Ethernet MAC Address
Binary number system uses the digits 0 and 1. Decimal uses 0 through 9. Hexadecimal uses 0 through 9 and the letters A through F. The MAC address is used to identify the physical source and destination devices (NICs) on the local network segment. MAC addressing provides a method for device identification at the data link layer of the OSI model. An Ethernet MAC address is a 48-bit address expressed using 12 hexadecimal digits, or 6 bytes. An Ethernet MAC address consists of a 6 hexadecimal vendor OUI code followed by a 6 hexadecimal vendor assigned value. When a device is forwarding a message to an Ethernet network, the Ethernet header includes the source and destination MAC addresses. In Ethernet, different MAC addresses are used for Layer 2 unicast, broadcast, and multicast communications.
The MAC Address Table
A Layer 2 Ethernet switch makes its forwarding decisions based solely on the Layer 2 Ethernet MAC addresses. The switch dynamically builds the MAC address table by examining the source MAC address of the frames received on a port. The switch forwards frames by searching for a match between the destination MAC address in the frame and an entry in the MAC address table. As a switch receives frames from different devices, it is able to populate its MAC address table by examining the source MAC address of every frame. When the MAC address table of the switch contains the destination MAC address, it is able to filter the frame and forward out a single port.

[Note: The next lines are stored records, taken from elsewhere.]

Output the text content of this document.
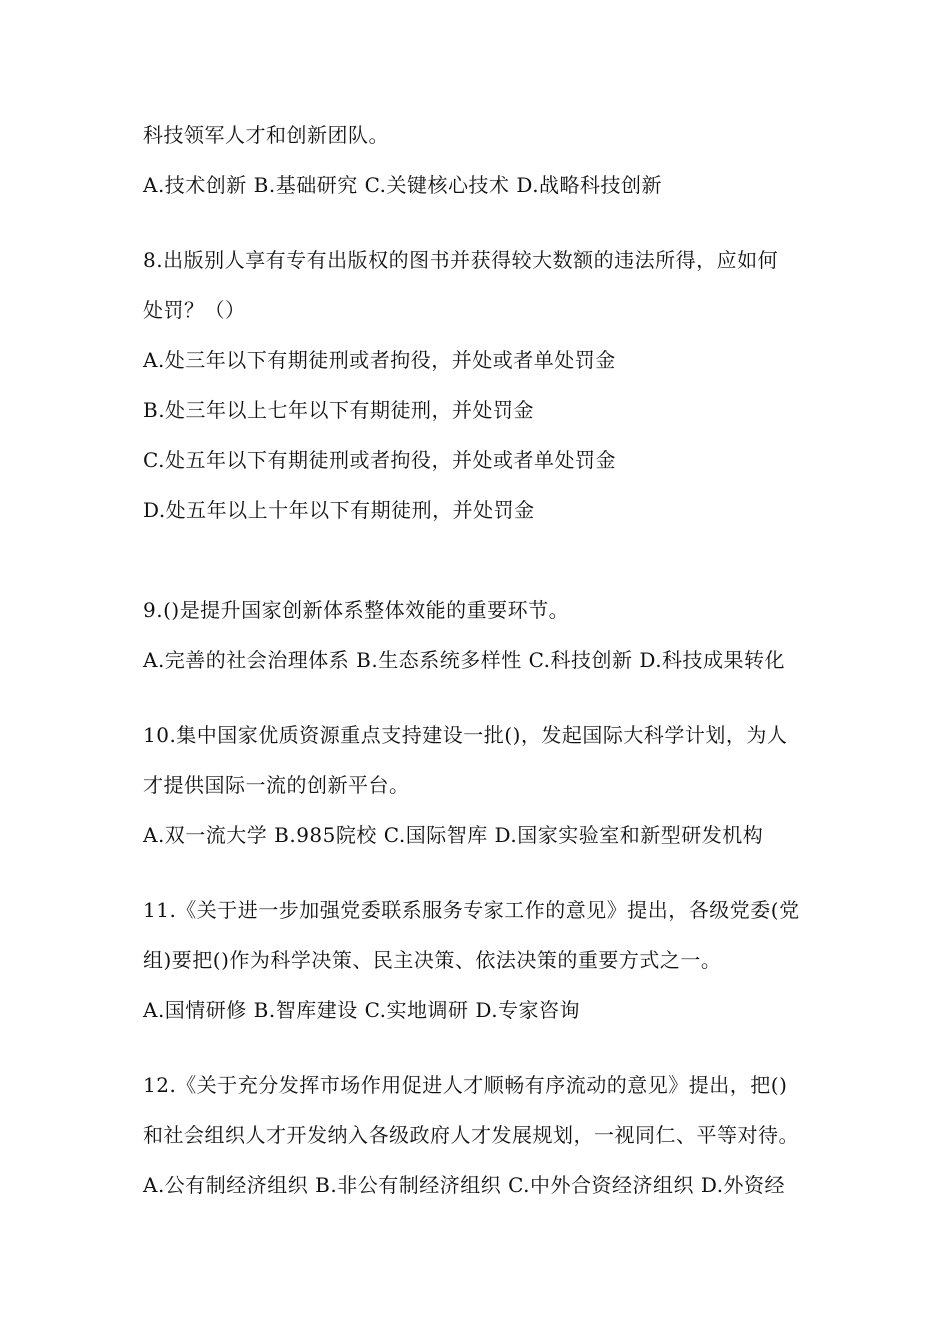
科技领军人才和创新团队。
A.技术创新 B.基础研究 C.关键核心技术 D.战略科技创新
8.出版别人享有专有出版权的图书并获得较大数额的违法所得，应如何
处罚？（）
A.处三年以下有期徒刑或者拘役，并处或者单处罚金
B.处三年以上七年以下有期徒刑，并处罚金
C.处五年以下有期徒刑或者拘役，并处或者单处罚金
D.处五年以上十年以下有期徒刑，并处罚金
9.()是提升国家创新体系整体效能的重要环节。
A.完善的社会治理体系 B.生态系统多样性 C.科技创新 D.科技成果转化
10.集中国家优质资源重点支持建设一批()，发起国际大科学计划，为人
才提供国际一流的创新平台。
A.双一流大学 B.985院校 C.国际智库 D.国家实验室和新型研发机构
11.《关于进一步加强党委联系服务专家工作的意见》提出，各级党委(党
组)要把()作为科学决策、民主决策、依法决策的重要方式之一。
A.国情研修 B.智库建设 C.实地调研 D.专家咨询
12.《关于充分发挥市场作用促进人才顺畅有序流动的意见》提出，把()
和社会组织人才开发纳入各级政府人才发展规划，一视同仁、平等对待。
A.公有制经济组织 B.非公有制经济组织 C.中外合资经济组织 D.外资经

Switch Speeds and Forwarding Methods
Switches use one of the following forwarding methods for switching data between network ports: store-and-forward switching or cut-through switching. Two variants of cut-through switching are fast-forward and fragment-free. Two methods of memory buffering are port-based memory and shared memory. There are two types of duplex settings used for communications on an Ethernet network: full-duplex and half-duplex. Autonegotiation is an optional function found on most Ethernet switches and NICs. It enables two devices to automatically negotiate the best speed and duplex capabilities. Full-duplex is chosen if both devices have the capability along with their highest common bandwidth. Most switch devices now support the automatic medium-dependent interface crossover (auto-MDIX) feature. When enabled, the switch automatically detects the type of cable attached to the port and configures the interfaces accordingly.